(Sharecast News) - Nokia's stock was under heavy selling pressure on Thursday after the Finnish telecoms group posted its lowest quarterly net sales figure in nearly a decade and reported a big drop in profit as investments in 5G equipment waned.

Net sales in the second quarter were 18% lower than the year before at €4.47bn, its weakest quarterly performance since the end of 2015.

The company blamed "ongoing market weakness" as well as tough comparatives with last year which saw the peak of India's rapid 5G deployment, with India accounting for three quarters of the year-on-year decline.

Headline operating profits were down 8% at €432m, while comparable operating profits sank 32% to €423m as the comparable operating margin dropped 190 basis points to 9.5%.

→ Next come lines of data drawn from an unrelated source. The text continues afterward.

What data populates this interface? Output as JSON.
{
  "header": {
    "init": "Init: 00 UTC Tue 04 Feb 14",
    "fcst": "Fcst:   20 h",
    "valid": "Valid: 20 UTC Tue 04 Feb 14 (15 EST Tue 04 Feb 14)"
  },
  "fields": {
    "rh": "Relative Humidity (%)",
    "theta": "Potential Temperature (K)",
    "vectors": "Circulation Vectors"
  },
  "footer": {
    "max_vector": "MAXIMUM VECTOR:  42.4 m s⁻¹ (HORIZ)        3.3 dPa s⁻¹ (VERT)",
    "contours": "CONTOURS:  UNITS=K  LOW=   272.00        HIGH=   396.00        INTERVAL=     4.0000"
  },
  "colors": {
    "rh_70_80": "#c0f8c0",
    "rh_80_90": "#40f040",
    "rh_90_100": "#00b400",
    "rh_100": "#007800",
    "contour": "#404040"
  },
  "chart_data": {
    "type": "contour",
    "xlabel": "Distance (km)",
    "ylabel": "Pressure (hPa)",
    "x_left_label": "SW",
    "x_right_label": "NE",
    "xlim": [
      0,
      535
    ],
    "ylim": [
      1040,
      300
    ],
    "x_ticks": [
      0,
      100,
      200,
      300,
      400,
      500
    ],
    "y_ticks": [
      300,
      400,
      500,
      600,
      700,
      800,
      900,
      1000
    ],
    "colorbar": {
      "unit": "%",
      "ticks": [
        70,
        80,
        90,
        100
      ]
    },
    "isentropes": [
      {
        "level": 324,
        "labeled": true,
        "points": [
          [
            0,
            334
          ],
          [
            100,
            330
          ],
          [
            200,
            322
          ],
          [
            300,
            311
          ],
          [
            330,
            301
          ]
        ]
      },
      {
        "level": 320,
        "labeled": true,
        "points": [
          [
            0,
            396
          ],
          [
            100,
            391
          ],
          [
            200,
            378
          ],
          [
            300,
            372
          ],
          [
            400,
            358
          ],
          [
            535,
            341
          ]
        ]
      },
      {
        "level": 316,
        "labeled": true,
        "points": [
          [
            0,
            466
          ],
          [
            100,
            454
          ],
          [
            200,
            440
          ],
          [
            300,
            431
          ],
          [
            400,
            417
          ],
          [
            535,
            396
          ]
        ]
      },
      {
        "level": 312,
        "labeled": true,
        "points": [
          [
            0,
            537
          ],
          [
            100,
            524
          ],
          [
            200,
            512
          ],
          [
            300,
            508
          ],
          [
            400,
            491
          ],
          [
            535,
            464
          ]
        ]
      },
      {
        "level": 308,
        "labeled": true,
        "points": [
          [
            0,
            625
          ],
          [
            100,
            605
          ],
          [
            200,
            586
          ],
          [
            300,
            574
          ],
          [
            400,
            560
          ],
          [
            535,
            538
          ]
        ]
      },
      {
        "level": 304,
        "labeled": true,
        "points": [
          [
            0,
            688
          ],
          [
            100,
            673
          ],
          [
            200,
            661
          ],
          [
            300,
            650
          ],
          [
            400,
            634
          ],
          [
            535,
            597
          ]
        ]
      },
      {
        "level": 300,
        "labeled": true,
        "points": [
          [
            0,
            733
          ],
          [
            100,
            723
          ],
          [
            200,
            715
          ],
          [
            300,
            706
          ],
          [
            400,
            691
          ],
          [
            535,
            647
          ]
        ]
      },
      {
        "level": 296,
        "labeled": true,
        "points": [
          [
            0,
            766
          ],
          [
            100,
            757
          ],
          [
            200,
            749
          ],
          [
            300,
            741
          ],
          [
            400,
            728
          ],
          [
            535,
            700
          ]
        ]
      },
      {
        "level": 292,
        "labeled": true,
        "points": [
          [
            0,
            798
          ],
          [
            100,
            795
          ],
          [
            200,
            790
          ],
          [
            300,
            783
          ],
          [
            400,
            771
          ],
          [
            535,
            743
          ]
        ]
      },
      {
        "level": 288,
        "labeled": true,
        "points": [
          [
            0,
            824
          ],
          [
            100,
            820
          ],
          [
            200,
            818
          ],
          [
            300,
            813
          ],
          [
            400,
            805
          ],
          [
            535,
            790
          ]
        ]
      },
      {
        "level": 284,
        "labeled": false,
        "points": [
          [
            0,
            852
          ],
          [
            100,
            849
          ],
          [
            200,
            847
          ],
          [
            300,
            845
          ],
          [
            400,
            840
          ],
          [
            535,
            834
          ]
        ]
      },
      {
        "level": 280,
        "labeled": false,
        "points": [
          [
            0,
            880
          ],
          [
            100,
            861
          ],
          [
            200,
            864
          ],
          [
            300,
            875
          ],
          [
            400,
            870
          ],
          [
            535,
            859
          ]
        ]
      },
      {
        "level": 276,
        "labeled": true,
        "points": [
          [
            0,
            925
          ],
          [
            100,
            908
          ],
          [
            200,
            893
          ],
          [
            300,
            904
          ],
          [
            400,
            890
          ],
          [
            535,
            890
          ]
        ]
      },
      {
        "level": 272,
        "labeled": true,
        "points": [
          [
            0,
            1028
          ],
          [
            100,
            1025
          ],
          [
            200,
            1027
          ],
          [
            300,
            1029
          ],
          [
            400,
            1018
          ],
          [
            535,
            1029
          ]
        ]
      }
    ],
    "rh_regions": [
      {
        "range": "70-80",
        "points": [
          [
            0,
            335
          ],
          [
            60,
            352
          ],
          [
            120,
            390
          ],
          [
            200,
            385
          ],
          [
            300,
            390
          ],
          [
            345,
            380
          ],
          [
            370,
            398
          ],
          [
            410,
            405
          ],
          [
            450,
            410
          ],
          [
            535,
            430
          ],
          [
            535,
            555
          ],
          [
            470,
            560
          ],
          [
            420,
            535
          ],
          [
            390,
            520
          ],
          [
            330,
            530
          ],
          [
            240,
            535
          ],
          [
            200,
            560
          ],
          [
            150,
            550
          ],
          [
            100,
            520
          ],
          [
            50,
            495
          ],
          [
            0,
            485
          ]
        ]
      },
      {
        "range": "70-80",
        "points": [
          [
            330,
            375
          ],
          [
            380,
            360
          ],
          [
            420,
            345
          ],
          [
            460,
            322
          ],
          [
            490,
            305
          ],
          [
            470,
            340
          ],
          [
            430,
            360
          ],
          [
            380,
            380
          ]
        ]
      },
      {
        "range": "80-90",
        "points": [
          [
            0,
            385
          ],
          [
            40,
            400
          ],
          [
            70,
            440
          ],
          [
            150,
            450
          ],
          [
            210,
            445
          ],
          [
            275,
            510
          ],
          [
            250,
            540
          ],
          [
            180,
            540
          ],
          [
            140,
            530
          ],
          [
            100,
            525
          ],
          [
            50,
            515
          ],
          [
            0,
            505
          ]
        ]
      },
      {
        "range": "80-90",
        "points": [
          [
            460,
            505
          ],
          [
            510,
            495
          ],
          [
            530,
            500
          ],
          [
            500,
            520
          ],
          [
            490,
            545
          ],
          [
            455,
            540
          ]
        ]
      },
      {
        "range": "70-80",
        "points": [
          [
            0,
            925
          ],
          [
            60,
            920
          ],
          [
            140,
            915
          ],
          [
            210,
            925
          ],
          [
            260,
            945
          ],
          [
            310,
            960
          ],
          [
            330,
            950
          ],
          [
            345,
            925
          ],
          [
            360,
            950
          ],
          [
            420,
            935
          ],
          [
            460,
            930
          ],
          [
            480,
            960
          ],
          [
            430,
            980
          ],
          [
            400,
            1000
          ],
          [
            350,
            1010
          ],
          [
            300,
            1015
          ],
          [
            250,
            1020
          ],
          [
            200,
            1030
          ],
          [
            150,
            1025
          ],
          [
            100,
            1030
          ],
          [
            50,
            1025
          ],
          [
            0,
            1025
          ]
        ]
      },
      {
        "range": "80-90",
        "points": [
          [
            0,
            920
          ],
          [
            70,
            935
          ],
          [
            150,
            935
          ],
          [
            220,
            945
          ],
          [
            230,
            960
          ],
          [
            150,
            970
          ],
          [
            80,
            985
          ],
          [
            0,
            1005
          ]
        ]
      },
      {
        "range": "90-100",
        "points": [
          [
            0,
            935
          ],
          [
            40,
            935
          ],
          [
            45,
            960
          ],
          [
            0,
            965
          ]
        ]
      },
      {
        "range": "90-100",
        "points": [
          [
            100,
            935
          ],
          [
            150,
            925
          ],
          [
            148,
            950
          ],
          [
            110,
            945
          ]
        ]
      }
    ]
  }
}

Nevertheless, Nokia said its full-year 2024 outlook remained unchanged, pointing to a comparable operating profit of between €2.3bn and €2.9bn, compared with €2.38bn in 2023.

While the outlook was still "uncertain", president and chief executive Pekka Lundmark gave reasons for optimism regarding incoming orders.

"I am pleased to confirm that the improving order intake momentum we've talked about for the past couple of quarters has continued in the second quarter across the group and most notably in Network Infrastructure," Lundmark said.

"This trend means our backlog further expanded and we look forward to a meaningful improvement in net sales in the second half."

The stock was down 4% at €3.44 by 1425 in Helsinki, having dropped as much as 8% earlier on.